(28 March 2012) "Rio+20 is an opportunity to redefine the vision of future development that countries want to achieve. The establishment of common objectives based on sustainable development indicators could accelerate the transition to the full incorporation of environmental and social costs in the economy and a shift to sustainable production and consumption patterns", claimed Alicia Bárcena, Executive Secretary of the Economic Commission for Latin America and the Caribbean (ECLAC) at a debate at the United Nations Headquarters in New York.
At the event chaired by the Deputy-Secretary-General of the United Nations Asha-Rose Migiro, UN high-level officials analyzed the progress achieved and deficiencies persisting since the Earth Summit in 1992 on the path towards sustainable development.
The debate took place a few months before the United Nations Conference on Sustainable Development - also known as Rio+20 - to be held from 20-22 June 2012 in Rio de Janeiro, Brazil.
Together with Bárcena, Nicky Fabiancic, Deputy Regional Director of the United Nations Development Programme (UNDP); Arab Hoballah, Head of the Sustainable Consumption and Production Branch of the Technology, Industry and Economics Division of the United Nations Environment Programme (UNEP); and Lakshmi Puri, Deputy Executive Director of UN Women took part in the dialogue.
At the event, the final version of the document Sustainable Development 20 years on from the Earth Summit: Progress, Gaps and Strategic Guidelines for Latin America and the Caribbean, was distributed, the draft version of which was presented to ministers and representatives of governments in the region in September 2011 for comments during the Regional Preparatory Meeting for Latin America and the Caribbean for Rio+20.
The document was created under the coordination of the Economic Commission for Latin America and the Caribbean (ECLAC) in close cooperation with the regional offices of the following organizations of the UN System: UNEP, UNDP, UNFPA, FAO, UN-Habitat, UNESCO, UN WOMEN, UNICEF, OHCHR, UNAIDS, UNCRD, UN-WFP, PAHO, UNOPS, ILO, UNWTO, UNCTAD, World Mechanism of the United Nations Convention to Combat Desertification, UN-Water Decade Programme on Advocacy and Communication, and ISDR.
During her intervention, the Executive Secretary of ECLAC stated that the current situation is very different from that in 1992, when Latin America was coming out from a "lost decade" of low growth, high inflation and balance-of-payments restrictions related to external indebtedness, compared to the present situation in which - despite the economic crisis - the whole region has shown a relatively high level of growth for almost a decade; inflation is controlled in almost all countries and, in general, there is an economic stability that allows to assimilate the shift towards sustainable development in a better way.
Among the developments since the Earth Summit, Bárcena emphasized that "legislations and institutions related to environmental issues have been refined, sustainable development has been enshrined as a concept in the context of public policies, and significant progress has been made in terms of regulations on industrial emissions into air and water, as well as on wastes".

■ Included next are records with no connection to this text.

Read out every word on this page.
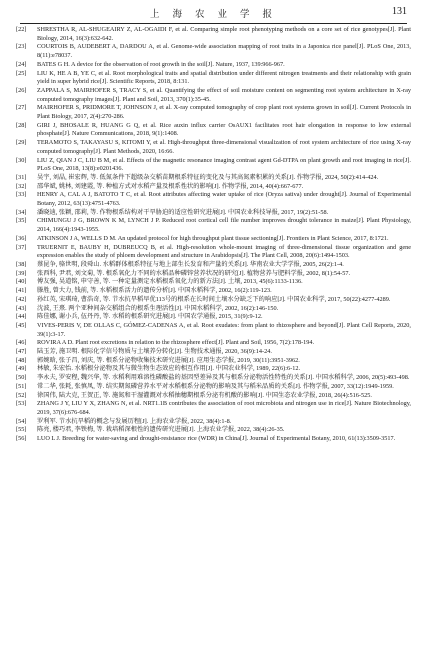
上 海 农 业 学 报	131
[22] SHRESTHA R, AL-SHUGEAIRY Z, AL-OGAIDI F, et al. Comparing simple root phenotyping methods on a core set of rice genotypes[J]. Plant Biology, 2014, 16(3):632-642.
[23] COURTOIS B, AUDEBERT A, DARDOU A, et al. Genome-wide association mapping of root traits in a Japonica rice panel[J]. PLoS One, 2013, 8(11):e78037.
[24] BATES G H. A device for the observation of root growth in the soil[J]. Nature, 1937, 139:966-967.
[25] LIU K, HE A B, YE C, et al. Root morphological traits and spatial distribution under different nitrogen treatments and their relationship with grain yield in super hybrid rice[J]. Scientific Reports, 2018, 8:131.
[26] ZAPPALA S, MAIRHOFER S, TRACY S, et al. Quantifying the effect of soil moisture content on segmenting root system architecture in X-ray computed tomography images[J]. Plant and Soil, 2013, 370(1):35-45.
[27] MAIRHOFER S, PRIDMORE T, JOHNSON J, et al. X-ray computed tomography of crop plant root systems grown in soil[J]. Current Protocols in Plant Biology, 2017, 2(4):270-286.
[28] GIRI J, BHOSALE R, HUANG G Q, et al. Rice auxin influx carrier OsAUX1 facilitates root hair elongation in response to low external phosphate[J]. Nature Communications, 2018, 9(1):1408.
[29] TERAMOTO S, TAKAYASU S, KITOMI Y, et al. High-throughput three-dimensional visualization of root system architecture of rice using X-ray computed tomography[J]. Plant Methods, 2020, 16:66.
[30] LIU Z, QIAN J C, LIU B M, et al. Effects of the magnetic resonance imaging contrast agent Gd-DTPA on plant growth and root imaging in rice[J]. PLoS One, 2018, 13(8):e0201436.
[31] 吴宇, 刘晶, 崔宏辉, 等. 低氮条件下超级杂交稻苗期根系特征的变化及与其高氮素积累的关系[J]. 作物学报, 2024, 50(2):414-424.
[32] 邵华斌, 姚林, 刘建霞, 等. 种植方式对水稻产量及根系性状的影响[J]. 作物学报, 2014, 40(4):667-677.
[33] HENRY A, CAL A J, BATOTO T C, et al. Root attributes affecting water uptake of rice (Oryza sativa) under drought[J]. Journal of Experimental Botany, 2012, 63(13):4751-4763.
[34] 潘晓迪, 张颖, 邵莉, 等. 作物根系结构对干旱胁迫的适应性研究进展[J]. 中国农业科技导报, 2017, 19(2):51-58.
[35] CHIMUNGU J G, BROWN K M, LYNCH J P. Reduced root cortical cell file number improves drought tolerance in maize[J]. Plant Physiology, 2014, 166(4):1943-1955.
[36] ATKINSON J A, WELLS D M. An updated protocol for high throughput plant tissue sectioning[J]. Frontiers in Plant Science, 2017, 8:1721.
[37] TRUERNIT E, BAUBY H, DUBREUCQ B, et al. High-resolution whole-mount imaging of three-dimensional tissue organization and gene expression enables the study of phloem development and structure in Arabidopsis[J]. The Plant Cell, 2008, 20(6):1494-1503.
[38] 蔡昆争, 骆世明, 段舜山. 水稻群体根系特征与地上部生长发育和产量的关系[J]. 华南农业大学学报, 2005, 26(2):1-4.
[39] 张西科, 尹君, 刘文菊, 等. 根系氧化力不同的水稻品种磷锌营养状况的研究[J]. 植物营养与肥料学报, 2002, 8(1):54-57.
[40] 傅友强, 吴道铭, 申守善, 等. 一种定量测定水稻根系氧化力的新方法[J]. 土壤, 2013, 45(6):1133-1136.
[41] 滕胜, 曾大力, 钱前, 等. 水稻根系活力的遗传分析[J]. 中国水稻科学, 2002, 16(2):119-123.
[42] 孙红英, 宋琪琦, 曹浩奇, 等. 节水抗旱稻早优113号的根系在长时间土壤水分缺乏下的响应[J]. 中国农业科学, 2017, 50(22):4277-4289.
[43] 沈波, 王熹. 两个亚种间杂交稻组合的根系生理活性[J]. 中国水稻科学, 2002, 16(2):146-150.
[44] 陈佳娜, 谢小兵, 伍丹丹, 等. 水稻的根系研究进展[J]. 中国农学通报, 2015, 31(9):9-12.
[45] VIVES-PERIS V, DE OLLAS C, GÓMEZ-CADENAS A, et al. Root exudates: from plant to rhizosphere and beyond[J]. Plant Cell Reports, 2020, 39(1):3-17.
[46] ROVIRA A D. Plant root excretions in relation to the rhizosphere effect[J]. Plant and Soil, 1956, 7(2):178-194.
[47] 陆玉芳, 施卫明. 根际化学信号物质与土壤养分转化[J]. 生物技术通报, 2020, 36(9):14-24.
[48] 郭婉晗, 张子昌, 刘庆, 等. 根系分泌物收集技术研究进展[J]. 应用生态学报, 2019, 30(11):3951-3962.
[49] 林敏, 朱宏怡. 水稻根分泌物及其与微生物生态效应的相互作用[J]. 中国农业科学, 1989, 22(6):6-12.
[50] 李永夫, 罗安程, 魏兴华, 等. 水稻利用难溶性磷酸盐的基因型差异及其与根系分泌物活性特性的关系[J]. 中国水稻科学, 2006, 20(5):493-498.
[51] 常二华, 张耗, 张慎凤, 等. 结实期氮磷营养水平对水稻根系分泌物的影响及其与稻米品质的关系[J]. 作物学报, 2007, 33(12):1949-1959.
[52] 徐国伟, 陆大克, 王贺正, 等. 施氮和干湿灌溉对水稻抽穗期根系分泌有机酸的影响[J]. 中国生态农业学报, 2018, 26(4):516-525.
[53] ZHANG J Y, LIU Y X, ZHANG N, et al. NRT1.1B contributes the association of root microbiota and nitrogen use in rice[J]. Nature Biotechnology, 2019, 37(6):676-684.
[54] 罗利军. 节水抗旱稻的概念与发展历程[J]. 上海农业学报, 2022, 38(4):1-8.
[55] 陈亮, 楼巧君, 李铁梅, 等. 栽培稻深根性的遗传研究进展[J]. 上海农业学报, 2022, 38(4):26-35.
[56] LUO L J. Breeding for water-saving and drought-resistance rice (WDR) in China[J]. Journal of Experimental Botany, 2010, 61(13):3509-3517.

"In almost all countries, programmes on energetic efficiency have been implemented and, as of year 2000, a deployment of policies aimed at promoting investments in renewable energy has been observed in most of them", added Bárcena.

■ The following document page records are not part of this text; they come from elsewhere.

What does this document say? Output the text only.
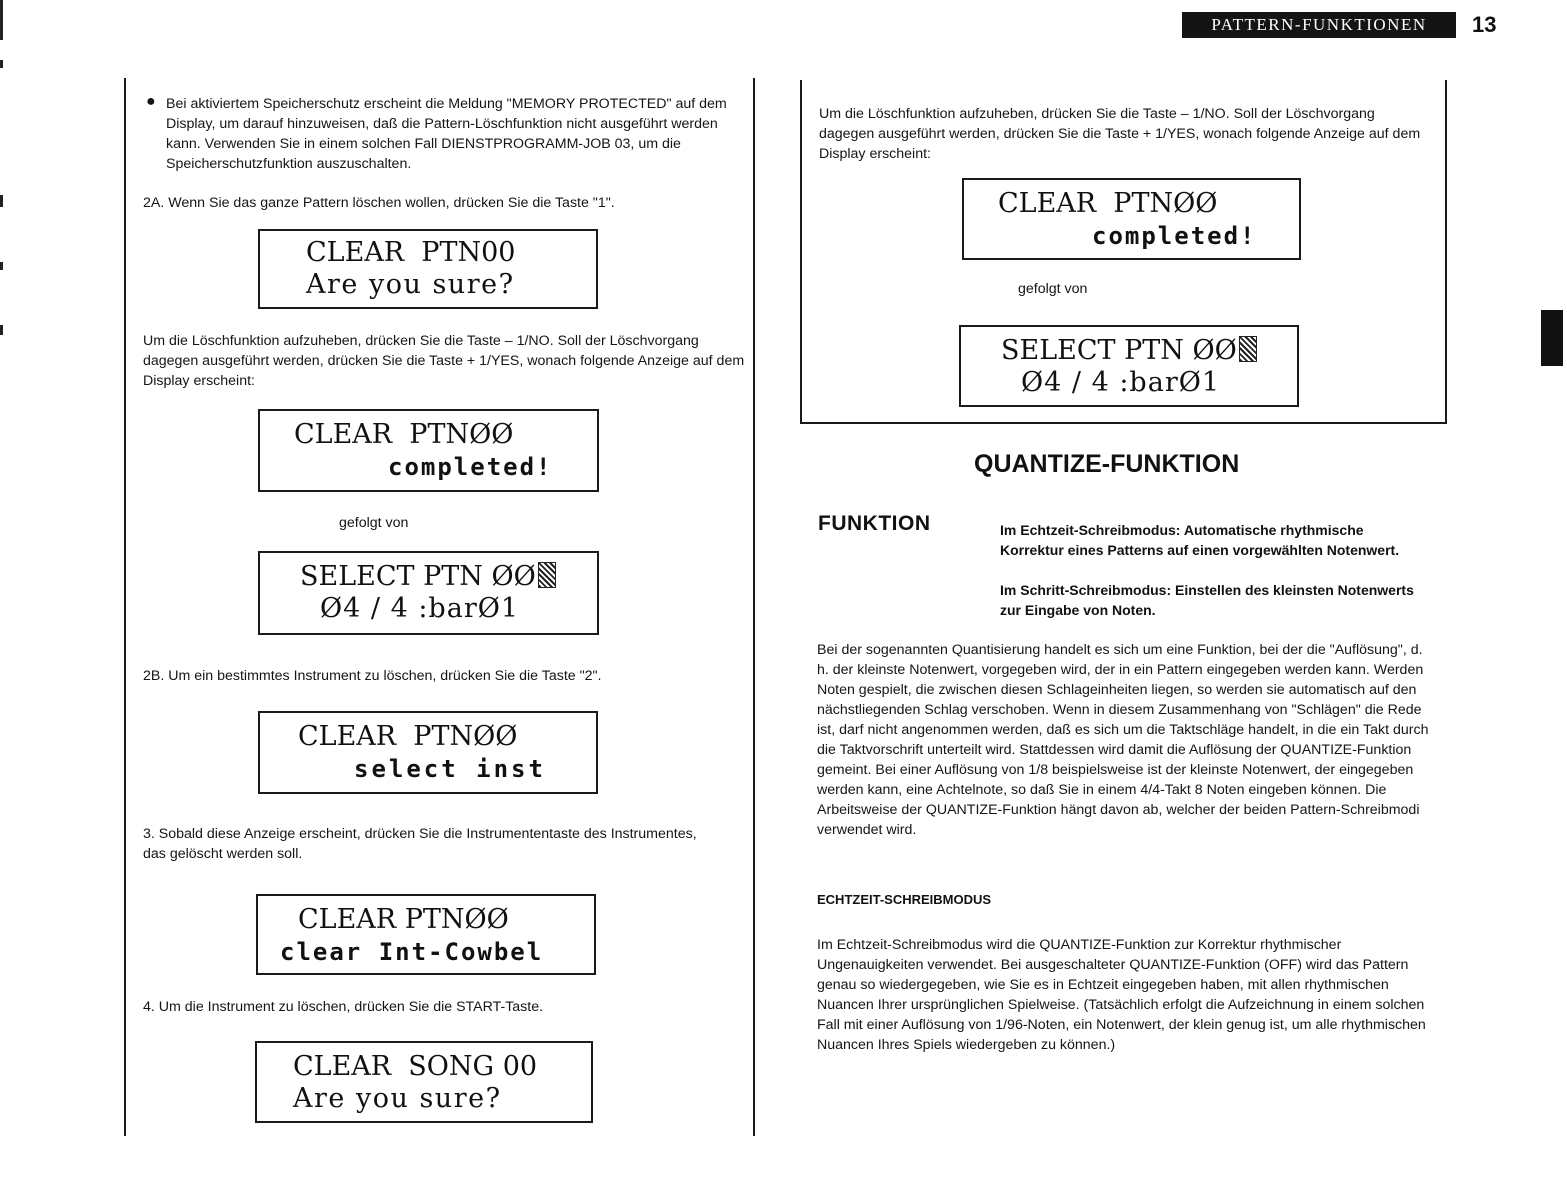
PATTERN-FUNKTIONEN	13
● Bei aktiviertem Speicherschutz erscheint die Meldung "MEMORY PROTECTED" auf dem Display, um darauf hinzuweisen, daß die Pattern-Löschfunktion nicht ausgeführt werden kann. Verwenden Sie in einem solchen Fall DIENSTPROGRAMM-JOB 03, um die Speicherschutzfunktion auszuschalten.
2A. Wenn Sie das ganze Pattern löschen wollen, drücken Sie die Taste "1".
CLEAR  PTN00
Are you sure?
Um die Löschfunktion aufzuheben, drücken Sie die Taste – 1/NO. Soll der Löschvorgang dagegen ausgeführt werden, drücken Sie die Taste + 1/YES, wonach folgende Anzeige auf dem Display erscheint:
CLEAR  PTNØØ
completed!
gefolgt von
SELECT PTN ØØ
Ø4 / 4 :barØ1
2B. Um ein bestimmtes Instrument zu löschen, drücken Sie die Taste "2".
CLEAR  PTNØØ
select inst
3. Sobald diese Anzeige erscheint, drücken Sie die Instrumententaste des Instrumentes, das gelöscht werden soll.
CLEAR PTNØØ
clear Int-Cowbel
4. Um die Instrument zu löschen, drücken Sie die START-Taste.
CLEAR  SONG 00
Are you sure?
Um die Löschfunktion aufzuheben, drücken Sie die Taste – 1/NO. Soll der Löschvorgang dagegen ausgeführt werden, drücken Sie die Taste + 1/YES, wonach folgende Anzeige auf dem Display erscheint:
CLEAR  PTNØØ
completed!
gefolgt von
SELECT PTN ØØ
Ø4 / 4 :barØ1
QUANTIZE-FUNKTION
FUNKTION	Im Echtzeit-Schreibmodus: Automatische rhythmische Korrektur eines Patterns auf einen vorgewählten Notenwert.
Im Schritt-Schreibmodus: Einstellen des kleinsten Notenwerts zur Eingabe von Noten.
Bei der sogenannten Quantisierung handelt es sich um eine Funktion, bei der die "Auflösung", d. h. der kleinste Notenwert, vorgegeben wird, der in ein Pattern eingegeben werden kann. Werden Noten gespielt, die zwischen diesen Schlageinheiten liegen, so werden sie automatisch auf den nächstliegenden Schlag verschoben. Wenn in diesem Zusammenhang von "Schlägen" die Rede ist, darf nicht angenommen werden, daß es sich um die Taktschläge handelt, in die ein Takt durch die Taktvorschrift unterteilt wird. Stattdessen wird damit die Auflösung der QUANTIZE-Funktion gemeint. Bei einer Auflösung von 1/8 beispielsweise ist der kleinste Notenwert, der eingegeben werden kann, eine Achtelnote, so daß Sie in einem 4/4-Takt 8 Noten eingeben können. Die Arbeitsweise der QUANTIZE-Funktion hängt davon ab, welcher der beiden Pattern-Schreibmodi verwendet wird.
ECHTZEIT-SCHREIBMODUS
Im Echtzeit-Schreibmodus wird die QUANTIZE-Funktion zur Korrektur rhythmischer Ungenauigkeiten verwendet. Bei ausgeschalteter QUANTIZE-Funktion (OFF) wird das Pattern genau so wiedergegeben, wie Sie es in Echtzeit eingegeben haben, mit allen rhythmischen Nuancen Ihrer ursprünglichen Spielweise. (Tatsächlich erfolgt die Aufzeichnung in einem solchen Fall mit einer Auflösung von 1/96-Noten, ein Notenwert, der klein genug ist, um alle rhythmischen Nuancen Ihres Spiels wiedergeben zu können.)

Nonetheless, she warned that in spite of the valuable progress shown, Latin America and the Caribbean are facing great challenges in terms of social inclusion, equality, poverty eradication, deforestation and environmental protection, and it is increasingly evident that environmental degradation affects disadvantaged groups more severely.

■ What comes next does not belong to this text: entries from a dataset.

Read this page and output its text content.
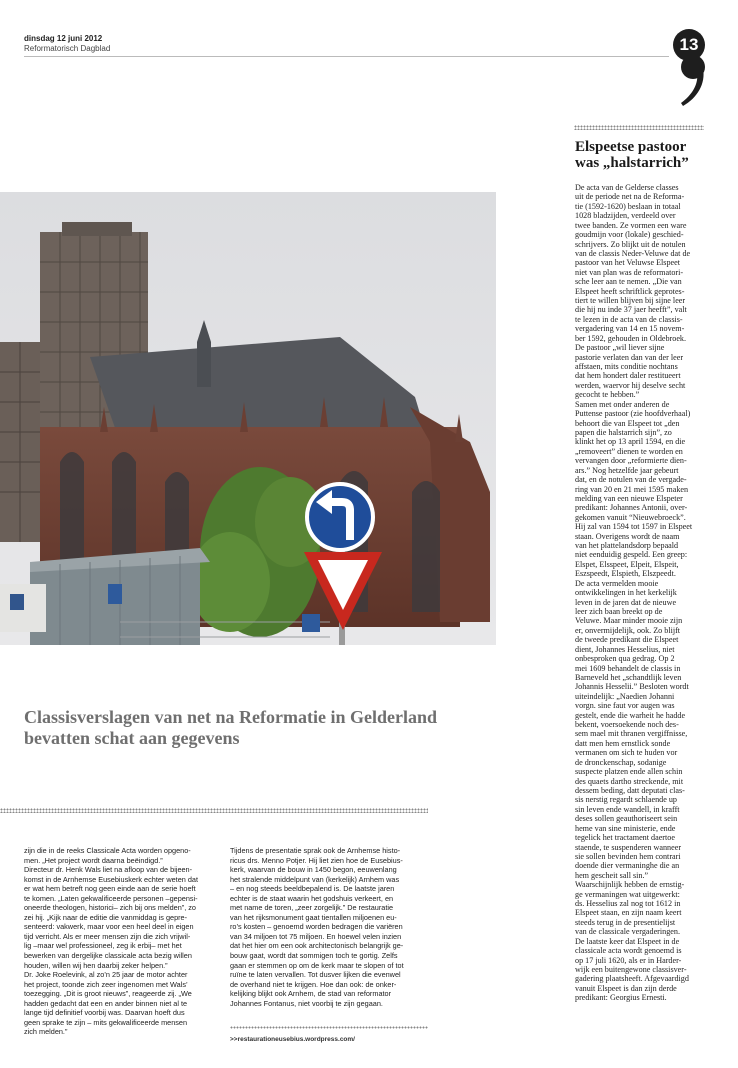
dinsdag 12 juni 2012
Reformatorisch Dagblad	13
Elspeetse pastoor was „halstarrich”
De acta van de Gelderse classes
uit de periode net na de Reforma-
tie (1592-1620) beslaan in totaal
1028 bladzijden, verdeeld over
twee banden. Ze vormen een ware
goudmijn voor (lokale) geschied-
schrijvers. Zo blijkt uit de notulen
van de classis Neder-Veluwe dat de
pastoor van het Veluwse Elspeet
niet van plan was de reformatori-
sche leer aan te nemen. „Die van
Elspeet heeft schriftlick geprotes-
tiert te willen blijven bij sijne leer
die hij nu inde 37 jaer heefft”, valt
te lezen in de acta van de classis-
vergadering van 14 en 15 novem-
ber 1592, gehouden in Oldebroek.
De pastoor „wil liever sijne
pastorie verlaten dan van der leer
affstaen, mits conditie nochtans
dat hem hondert daler restitueert
werden, waervor hij deselve secht
gecocht te hebben.”
Samen met onder anderen de
Puttense pastoor (zie hoofdverhaal)
behoort die van Elspeet tot „den
papen die halstarrich sijn”, zo
klinkt het op 13 april 1594, en die
„removeert” dienen te worden en
vervangen door „reformierte dien-
ars.” Nog hetzelfde jaar gebeurt
dat, en de notulen van de vergade-
ring van 20 en 21 mei 1595 maken
melding van een nieuwe Elspeter
predikant: Johannes Antonii, over-
gekomen vanuit “Nieuwebroeck”.
Hij zal van 1594 tot 1597 in Elspeet
staan. Overigens wordt de naam
van het plattelandsdorp bepaald
niet eenduidig gespeld. Een greep:
Elspet, Elsspeet, Elpeit, Elspeit,
Eszspeedt, Elspieth, Elszpeedt.
De acta vermelden mooie
ontwikkelingen in het kerkelijk
leven in de jaren dat de nieuwe
leer zich baan breekt op de
Veluwe. Maar minder mooie zijn
er, onvermijdelijk, ook. Zo blijft
de tweede predikant die Elspeet
dient, Johannes Hesselius, niet
onbesproken qua gedrag. Op 2
mei 1609 behandelt de classis in
Barneveld het „schandtlijk leven
Johannis Hesselii.” Besloten wordt
uiteindelijk: „Naedien Johanni
vorgn. sine faut vor augen was
gestelt, ende die warheit he hadde
bekent, voersoekende noch des-
sem mael mit thranen vergiffnisse,
datt men hem ernstlick sonde
vermanen om sich te huden vor
de dronckenschap, sodanige
suspecte platzen ende allen schin
des quaets dartho streckende, mit
dessem beding, datt deputati clas-
sis nerstig regardt schlaende up
sin leven ende wandell, in krafft
deses sollen geauthoriseert sein
heme van sine ministerie, ende
tegelick het tractament daertoe
staende, te suspenderen wanneer
sie sollen bevinden hem contrari
doende dier vermaninghe die an
hem gescheit sall sin.”
Waarschijnlijk hebben de ernstig-
ge vermaningen wat uitgewerkt:
ds. Hesselius zal nog tot 1612 in
Elspeet staan, en zijn naam keert
steeds terug in de presentielijst
van de classicale vergaderingen.
De laatste keer dat Elspeet in de
classicale acta wordt genoemd is
op 17 juli 1620, als er in Harder-
wijk een buitengewone classisver-
gadering plaatsheeft. Afgevaardigd
vanuit Elspeet is dan zijn derde
predikant: Georgius Ernesti.
Classisverslagen van net na Reformatie in Gelderland bevatten schat aan gegevens
zijn die in de reeks Classicale Acta worden opgeno-
men. „Het project wordt daarna beëindigd.”
Directeur dr. Henk Wals liet na afloop van de bijeen-
komst in de Arnhemse Eusebiuskerk echter weten dat
er wat hem betreft nog geen einde aan de serie hoeft
te komen. „Laten gekwalificeerde personen –gepensi-
oneerde theologen, historici– zich bij ons melden”, zo
zei hij. „Kijk naar de editie die vanmiddag is gepre-
senteerd: vakwerk, maar voor een heel deel in eigen
tijd verricht. Als er meer mensen zijn die zich vrijwil-
lig –maar wel professioneel, zeg ik erbij– met het
bewerken van dergelijke classicale acta bezig willen
houden, willen wij hen daarbij zeker helpen.”
Dr. Joke Roelevink, al zo’n 25 jaar de motor achter
het project, toonde zich zeer ingenomen met Wals’
toezegging. „Dit is groot nieuws”, reageerde zij. „We
hadden gedacht dat een en ander binnen niet al te
lange tijd definitief voorbij was. Daarvan hoeft dus
geen sprake te zijn – mits gekwalificeerde mensen
zich melden.”
Tijdens de presentatie sprak ook de Arnhemse histo-
ricus drs. Menno Potjer. Hij liet zien hoe de Eusebius-
kerk, waarvan de bouw in 1450 begon, eeuwenlang
het stralende middelpunt van (kerkelijk) Arnhem was
– en nog steeds beeldbepalend is. De laatste jaren
echter is de staat waarin het godshuis verkeert, en
met name de toren, „zeer zorgelijk.” De restauratie
van het rijksmonument gaat tientallen miljoenen eu-
ro’s kosten – genoemd worden bedragen die variëren
van 34 miljoen tot 75 miljoen. En hoewel velen inzien
dat het hier om een ook architectonisch belangrijk ge-
bouw gaat, wordt dat sommigen toch te gortig. Zelfs
gaan er stemmen op om de kerk maar te slopen of tot
ruïne te laten vervallen. Tot dusver lijken die evenwel
de overhand niet te krijgen. Hoe dan ook: de onker-
kelijking blijkt ook Arnhem, de stad van reformator
Johannes Fontanus, niet voorbij te zijn gegaan.
>>restaurationeusebius.wordpress.com/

Other areas requiring attention are environmental statistics and assessing the value of the environment, as well as the economic impact of its degradation on national assets.
In order to ensure sustainable development in the region, Bárcena suggested that synergies be created among social inclusion and protection, human security, disaster risk reduction and environmental protection; measuring development sustainability; incorporating economic costs and benefits deriving from environmental and social damage or improvement into standard economic decisions; and increasing coordination of public action on policies are further suggestions made by the Executive Secretary.
During the dialogue with the attendants to the presentation, the importance that countries be aware of sustainable development goals and their metrics was stressed, as well as the feasibility of reaching an agreement, accessing information and environmental justice, and sustainability indicators for urban areas in the region.